Deixe-me falar primeiro sobre dados, porque essa é algo muito importante para nós. Os dados de nossos clientes são dados de seus clientes. São deles, de propriedade deles e não os acessamos no ambiente de nuvem padrão que está em nossos data centers, ou que gerenciamos técnica, comercial e contratualmente. A privacidade é clara.

E quando você chega ao mundo dos grandes modelos de linguagem (LLMs), o primeiro passo para implementar algum recurso de IA generativa é treinar um modelo (o que demanda dados). Então, mais uma vez, gostaria de reiterar que, se nosso cliente optar por usar o Google Cloud como plataforma generativa de IA, não usaremos os dados para treinar nosso modelo.

Esse é um diferencial em relação aos concorrentes?

Correto. Nós nunca utilizamos os seus dados para treinar nossos modelos, damos a você um ambiente privado para permitir que apenas você possa fazer o treinamento necessário (do modelo de IA). Levamos isso muito a sério.

O Brasil é conhecido pela vulnerabilidade que têm em relação à segurança cibernética. Como as empresas que estão começando a jornada de nuvem podem garantir que estão seguras?

Absolutamente. Primeiro, quando o cliente está em sua jornada para a nuvem, nós fazemos toda a arquitetura da movimentação dele tendo a segurança como ponto de partida. E isso está incorporado em tudo o que fazemos arquitetonicamente. Há muita coisa que vem a partir de nossos data centers.

E a IA não adiciona nova camada de sofisticação aos ataques cibernéticos?
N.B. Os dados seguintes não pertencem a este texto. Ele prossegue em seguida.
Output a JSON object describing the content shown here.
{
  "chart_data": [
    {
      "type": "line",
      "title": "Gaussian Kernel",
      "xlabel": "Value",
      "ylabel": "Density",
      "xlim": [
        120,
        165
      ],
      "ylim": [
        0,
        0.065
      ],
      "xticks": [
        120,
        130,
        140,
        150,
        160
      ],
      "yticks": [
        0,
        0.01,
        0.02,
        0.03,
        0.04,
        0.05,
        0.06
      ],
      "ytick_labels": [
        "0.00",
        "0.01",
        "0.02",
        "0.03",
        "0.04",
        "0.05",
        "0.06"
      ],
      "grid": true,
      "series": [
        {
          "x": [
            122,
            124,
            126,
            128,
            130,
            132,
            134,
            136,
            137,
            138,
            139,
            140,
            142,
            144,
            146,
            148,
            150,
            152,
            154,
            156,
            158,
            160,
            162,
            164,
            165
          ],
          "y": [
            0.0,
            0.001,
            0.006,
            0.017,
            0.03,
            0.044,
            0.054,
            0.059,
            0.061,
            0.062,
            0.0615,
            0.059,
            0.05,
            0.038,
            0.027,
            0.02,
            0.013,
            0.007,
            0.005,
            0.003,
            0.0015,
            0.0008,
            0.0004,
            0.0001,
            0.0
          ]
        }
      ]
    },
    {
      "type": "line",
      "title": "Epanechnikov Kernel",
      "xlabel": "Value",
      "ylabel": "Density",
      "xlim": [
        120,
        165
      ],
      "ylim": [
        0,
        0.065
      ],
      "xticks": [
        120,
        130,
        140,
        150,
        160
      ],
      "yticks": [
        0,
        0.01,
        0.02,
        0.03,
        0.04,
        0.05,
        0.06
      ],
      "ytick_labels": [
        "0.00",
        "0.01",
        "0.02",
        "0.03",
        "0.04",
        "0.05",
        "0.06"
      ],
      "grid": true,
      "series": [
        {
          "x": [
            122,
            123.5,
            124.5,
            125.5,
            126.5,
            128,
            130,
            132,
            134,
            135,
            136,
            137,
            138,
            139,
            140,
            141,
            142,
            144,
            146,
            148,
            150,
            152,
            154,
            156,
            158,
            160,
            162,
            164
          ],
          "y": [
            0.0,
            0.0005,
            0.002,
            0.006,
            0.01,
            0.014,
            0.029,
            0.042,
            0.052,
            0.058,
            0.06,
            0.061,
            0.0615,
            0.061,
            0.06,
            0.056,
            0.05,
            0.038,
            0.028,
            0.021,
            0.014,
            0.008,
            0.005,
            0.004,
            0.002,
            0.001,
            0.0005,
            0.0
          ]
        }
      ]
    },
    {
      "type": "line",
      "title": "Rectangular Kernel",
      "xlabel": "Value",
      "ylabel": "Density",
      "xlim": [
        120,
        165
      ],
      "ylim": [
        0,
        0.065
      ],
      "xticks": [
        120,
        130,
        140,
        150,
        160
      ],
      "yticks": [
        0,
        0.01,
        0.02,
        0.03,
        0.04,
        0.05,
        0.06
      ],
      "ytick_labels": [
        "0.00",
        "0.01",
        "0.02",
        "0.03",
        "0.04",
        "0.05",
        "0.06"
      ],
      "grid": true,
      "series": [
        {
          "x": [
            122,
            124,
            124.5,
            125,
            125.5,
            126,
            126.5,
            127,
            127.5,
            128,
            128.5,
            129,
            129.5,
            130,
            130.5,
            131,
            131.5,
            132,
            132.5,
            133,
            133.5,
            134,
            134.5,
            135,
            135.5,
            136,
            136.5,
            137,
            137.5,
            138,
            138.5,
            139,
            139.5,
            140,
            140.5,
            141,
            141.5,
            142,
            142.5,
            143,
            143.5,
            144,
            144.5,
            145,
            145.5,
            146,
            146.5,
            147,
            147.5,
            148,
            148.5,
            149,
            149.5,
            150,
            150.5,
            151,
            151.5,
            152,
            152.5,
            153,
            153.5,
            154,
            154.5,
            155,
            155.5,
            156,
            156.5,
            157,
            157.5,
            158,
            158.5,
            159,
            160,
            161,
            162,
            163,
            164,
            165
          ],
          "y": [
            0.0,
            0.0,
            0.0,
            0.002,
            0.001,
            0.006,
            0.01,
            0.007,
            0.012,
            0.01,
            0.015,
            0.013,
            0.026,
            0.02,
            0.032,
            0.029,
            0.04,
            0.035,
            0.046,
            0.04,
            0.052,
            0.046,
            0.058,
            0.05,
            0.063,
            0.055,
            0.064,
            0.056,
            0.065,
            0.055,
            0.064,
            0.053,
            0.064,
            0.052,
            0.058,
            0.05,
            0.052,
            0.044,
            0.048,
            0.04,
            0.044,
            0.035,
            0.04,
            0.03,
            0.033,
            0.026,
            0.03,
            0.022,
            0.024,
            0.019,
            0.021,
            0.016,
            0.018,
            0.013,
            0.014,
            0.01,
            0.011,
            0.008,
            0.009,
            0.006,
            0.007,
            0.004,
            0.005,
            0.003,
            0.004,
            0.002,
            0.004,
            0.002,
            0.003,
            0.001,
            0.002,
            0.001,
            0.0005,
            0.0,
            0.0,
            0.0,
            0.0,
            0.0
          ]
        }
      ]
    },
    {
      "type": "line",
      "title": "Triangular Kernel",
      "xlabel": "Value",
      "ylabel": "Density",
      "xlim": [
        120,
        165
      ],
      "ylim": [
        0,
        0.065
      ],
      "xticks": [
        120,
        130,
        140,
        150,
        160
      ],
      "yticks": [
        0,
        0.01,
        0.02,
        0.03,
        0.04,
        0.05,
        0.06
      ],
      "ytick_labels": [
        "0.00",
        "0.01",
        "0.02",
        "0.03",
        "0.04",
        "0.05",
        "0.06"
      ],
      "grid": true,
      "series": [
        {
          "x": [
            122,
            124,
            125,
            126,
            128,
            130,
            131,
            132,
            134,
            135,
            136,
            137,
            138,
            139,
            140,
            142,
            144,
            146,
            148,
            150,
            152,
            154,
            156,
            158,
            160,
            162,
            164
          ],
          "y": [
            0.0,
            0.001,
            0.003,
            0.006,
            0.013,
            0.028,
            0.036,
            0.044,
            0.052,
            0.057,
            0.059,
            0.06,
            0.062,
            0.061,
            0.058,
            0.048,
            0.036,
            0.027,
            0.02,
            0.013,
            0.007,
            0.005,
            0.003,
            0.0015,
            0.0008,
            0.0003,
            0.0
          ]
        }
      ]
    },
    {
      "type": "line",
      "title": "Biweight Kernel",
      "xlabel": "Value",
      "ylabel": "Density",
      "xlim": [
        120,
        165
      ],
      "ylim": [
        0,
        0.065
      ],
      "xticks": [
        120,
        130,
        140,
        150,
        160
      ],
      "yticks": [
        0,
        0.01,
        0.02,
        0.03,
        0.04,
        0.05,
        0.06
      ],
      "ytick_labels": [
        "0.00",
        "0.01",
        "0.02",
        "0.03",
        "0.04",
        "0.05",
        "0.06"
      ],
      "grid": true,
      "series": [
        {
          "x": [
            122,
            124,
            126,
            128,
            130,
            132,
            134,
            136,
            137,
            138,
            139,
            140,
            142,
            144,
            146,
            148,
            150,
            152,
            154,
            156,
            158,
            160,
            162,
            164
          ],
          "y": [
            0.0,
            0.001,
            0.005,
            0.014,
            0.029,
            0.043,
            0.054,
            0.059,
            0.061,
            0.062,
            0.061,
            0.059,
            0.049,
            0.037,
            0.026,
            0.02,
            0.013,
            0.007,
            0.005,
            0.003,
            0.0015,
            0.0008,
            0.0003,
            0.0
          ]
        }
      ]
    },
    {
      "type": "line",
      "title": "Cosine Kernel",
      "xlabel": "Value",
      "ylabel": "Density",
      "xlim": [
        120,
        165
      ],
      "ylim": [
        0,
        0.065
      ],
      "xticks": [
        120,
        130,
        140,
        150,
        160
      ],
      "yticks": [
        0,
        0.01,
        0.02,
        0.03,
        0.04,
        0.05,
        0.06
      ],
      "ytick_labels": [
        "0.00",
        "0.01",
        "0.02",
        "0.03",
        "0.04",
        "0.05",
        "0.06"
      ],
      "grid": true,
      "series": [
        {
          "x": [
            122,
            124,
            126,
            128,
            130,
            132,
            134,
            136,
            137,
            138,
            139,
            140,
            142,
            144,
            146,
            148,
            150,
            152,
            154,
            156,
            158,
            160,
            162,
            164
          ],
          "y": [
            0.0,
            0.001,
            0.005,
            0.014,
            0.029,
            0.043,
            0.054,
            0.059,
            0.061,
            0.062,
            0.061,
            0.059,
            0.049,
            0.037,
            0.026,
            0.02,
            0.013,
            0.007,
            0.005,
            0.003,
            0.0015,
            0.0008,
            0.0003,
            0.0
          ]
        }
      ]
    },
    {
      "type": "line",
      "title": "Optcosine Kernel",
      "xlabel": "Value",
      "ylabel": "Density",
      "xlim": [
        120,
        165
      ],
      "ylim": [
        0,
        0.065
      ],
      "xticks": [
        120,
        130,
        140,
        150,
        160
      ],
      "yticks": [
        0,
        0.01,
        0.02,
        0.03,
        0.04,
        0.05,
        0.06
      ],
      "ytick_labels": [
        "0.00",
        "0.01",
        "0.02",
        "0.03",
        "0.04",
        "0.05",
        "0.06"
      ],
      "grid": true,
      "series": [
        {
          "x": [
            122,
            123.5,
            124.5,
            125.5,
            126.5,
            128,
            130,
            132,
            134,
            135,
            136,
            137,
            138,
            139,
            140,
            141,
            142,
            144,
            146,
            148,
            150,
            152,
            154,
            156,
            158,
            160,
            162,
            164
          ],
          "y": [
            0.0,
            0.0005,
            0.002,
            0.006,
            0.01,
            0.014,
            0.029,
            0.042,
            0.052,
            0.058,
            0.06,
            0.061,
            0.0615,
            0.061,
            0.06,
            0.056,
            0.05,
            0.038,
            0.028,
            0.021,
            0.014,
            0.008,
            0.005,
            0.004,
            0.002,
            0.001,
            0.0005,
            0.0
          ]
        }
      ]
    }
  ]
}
Sempre há um certo grau de sofisticação. Não é possível nunca estar em uma posição de descansar e dizer: 'Ok, fizemos o que precisava ser feito, terminamos'. Nós nunca terminamos. Por isso que foi tão importante ter uma empresa como a Mandiant do nosso lado (o Google comprou a empresa de segurança cibernética em 2022, por US$ 5,6 bilhões).

Mas penso que a IA também pode ter um impacto positivo, em termos de melhorar as defesas de segurança. Uma oportunidade é a de ter, com a IA, uma espécie de colaborador, que pode estar perto da estrutura de segurança e procurar pontos fracos, estando sempre ligado e sempre ativo.

Acha que algum dia o braço de nuvem do Google poderá ser mais lucrativo do que o de buscas?

Este ano foi um marco importante para o Google Cloud, porque nos tornamos lucrativos pela primeira vez. Quando você vê os investimentos em infraestrutura que nos precederam, é possível entender porque houve a demora em atingir esse marco alcançar a lucratividade.

Foi um momento importante para nós como empresa, porque não só estamos operando em escala, em um ambiente extremamente competitivo, em rápida mudança, mas agora estamos fazendo isso com lucro. Agora vamos continuar a nos concentrar em nossa contribuição (para a empresa) e impulsionar o negócio, e aí veremos até onde isso nos levará.